CMS (Contents Management System)
Webサイトをプログラミングせずに構築するためのツールが用意されたフレームワーク。
Webでは、ページに表示するものをコンテンツと呼ぶことから来ている。
コンテンツをドラッグ&ドロップで配置してWebサイトを作っていく。
WordPressが有名。
ユーザーがカスタマイズしやすいようにザ・プログラミングのオブジェクト指向をなるべく見せません。
そのラッパーとして関数を用意しています。
(さすがに取得データのアクセスはオブジェクト指向になるが。)
jsファイルのパスがfalseはエイリアス
もうひとつ気になるのは、レジスタに登録するときにjsファイルのパスでfalseを指定しているところ。
<?php
$scripts->add( 'jquery', false, array( 'jquery-core', 'jquery-migrate' ), '1.12.4-wp' );
これはエイリアスです。
ハンドラのjqueryを指定したときは内部でjquery-core, jquery-migrateをワンセットにして見ているのと同じです。
jquery-migrateはjqueryのバージョン違いをなくすプラグインなので、jqueryはjQuery本体です。
jqueryはjQuery本体とmigrateをワンセットにしたハンドラ。
jquery-core, jquery-migrateを使ってはいけない。
ときどき、jquery-core, jquery-migrateハンドラを使う情報を目にしますが推奨しません。
jquery-coreを使うとmigrateが無視されるからです。
jquery-migrateを使うのもよくありません。migrateを使っていないとき無駄にHTMLの<style>で追加するからです。
(サイト表示スピードが遅くなるだけ。)
必ずjqueryハンドラを使いましょう。migrateがいらないなら、jqueryの依存からmigrateを外せばそれで済みます。
なぜjqueryエイリアスを用意したのか? 考えてみましょう。
(これを使えってこと。)
jQueryはキューに入っていない
WordPressのスクリプトは、キューに登録して使うのがふつうです。
でもjQueryはキューに入っていません。
jQueryを使うjsファイルをキューに入れて、HTML出力するときに行われる依存関係の自動挿入を利用しているからです。
<?php
add_action( 'wp_enqueue_scripts', function() {
$ver = '1.0.0';
$src = get_theme_file_uri( 'js/origin.js' );
wp_enqueue_script( 'origin-script', $src, [ 'jquery' ], $ver );
} );
このコードは、origin.jsをHTMLに出力する前にjquery本体とmigrateを出力します。

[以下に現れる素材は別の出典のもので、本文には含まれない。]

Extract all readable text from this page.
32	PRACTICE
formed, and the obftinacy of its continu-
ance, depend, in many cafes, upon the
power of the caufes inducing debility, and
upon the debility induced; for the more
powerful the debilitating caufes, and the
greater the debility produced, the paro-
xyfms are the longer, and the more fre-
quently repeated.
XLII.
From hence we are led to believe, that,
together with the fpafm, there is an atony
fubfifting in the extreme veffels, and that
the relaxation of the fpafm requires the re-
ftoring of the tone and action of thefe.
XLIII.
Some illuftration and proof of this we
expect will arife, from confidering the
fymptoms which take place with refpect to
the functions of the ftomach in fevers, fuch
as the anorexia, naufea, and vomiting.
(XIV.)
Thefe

これでorigin.jsはjQueryが使えるようになっています。
(ついでにmigrateも使える。)
WordPress.orgリファレンス
jQueryがいらないとき消さなくていい
もし、WordPressでjQueryを使いたくないとき、レジスタから削除する処理を書きたくなりますが、
<?php
add_action( 'wp_enqueue_scripts', function() {
if ( is_admin() ) {
return; // 管理画面はjQueryを使うので消さない
}
if ( ! wp_script_is( 'jquery', 'registered' ) ) {
return; // jqueryがない
}
wp_deregister_script( 'jquery' );
wp_deregister_script( 'jquery-core' );
wp_deregister_script( 'jquery-migrate' );
} );
この処理はいらないです。搭載するjsファイルがjQueryに依存しないことを指定すれば自動的にjQueryはHTMLに出力されません。
(解除処理の分だけ時間がかかるし。)
ただし、使うプラグインやテーマのすべてのjsファイルがjqueryに依存しないことが必要です。
『キューに入れてない』だけでこんなことができるんですね?
やりおるな、WordPress。